Gubernator Tokio: Francuzi nie potrafią liczyć
Nauczyciele języka francuskiego w
Japonii pozwali do sądu gubernatora japońskiej stolicy
Shintaro Ishiharę, domagając się od niego odszkodowania i
publicznych przeprosin za nazwanie francuskiego "upadłym językiem".
13.07.2005 10:15
21 powodów, z których wielu prowadzi szkoły językowe, uznało, że uwagi Ishihary były dla nich obraźliwe. Gubernator Tokio rezonował na temat języka Moliera w październiku zeszłego roku: Muszę powiedzieć, że nie jest niespodzianką, iż francuski jest zdyskwalifikowany jako język międzynarodowy, ponieważ w tym języku nie potrafią liczyć.

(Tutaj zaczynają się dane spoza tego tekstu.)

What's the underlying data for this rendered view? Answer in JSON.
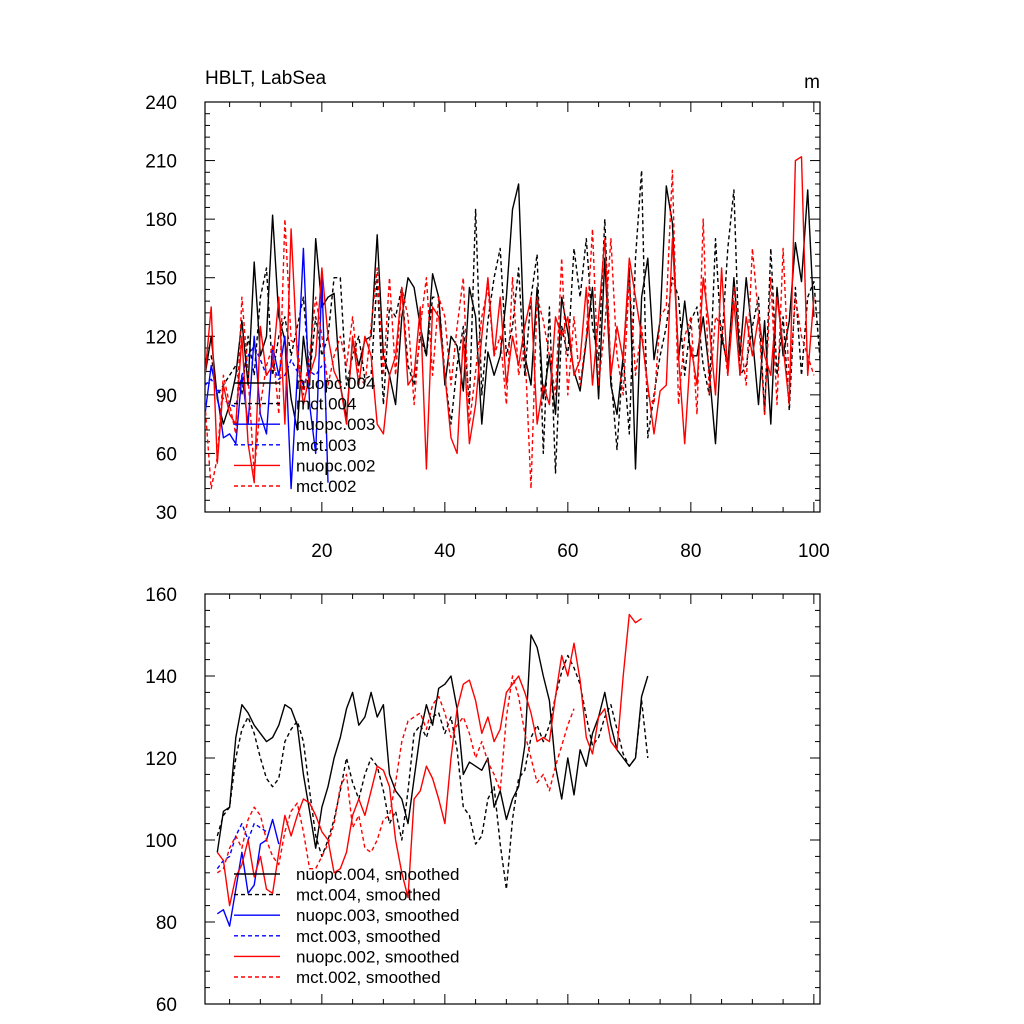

Te "wiekopomne" słowa padły przy okazji zabiegów o nowy uniwersytet w Tokio; Ishihara usiłował uzasadnić, że nie ma sensu angażować się w naukę francuskiego.
Każdy z powodów żąda pisemnych przeprosin i 500 tysięcy jenów (4,5 tys. USD). Ishihara, znany od dawna z nacjonalistycznych poglądów, wielokrotnie wypowiadał się obraźliwie o Chinach, Chińczykach i Koreańczykach mieszkających w Japonii, o starszych paniach.
Francuski ma niewątpliwie swą specyfikę, także w odniesieniu do liczb. Ale i po japońsku liczy się - zdaniem cudzoziemców - dość dziwnie, np. używając odmiennych słów do liczenia zwierząt, książek, czy czegoś, co jest długie i cienkie. Ale nauczycielom francuskiego nie przyszło do głowy nazywać japoński "upadłym językiem".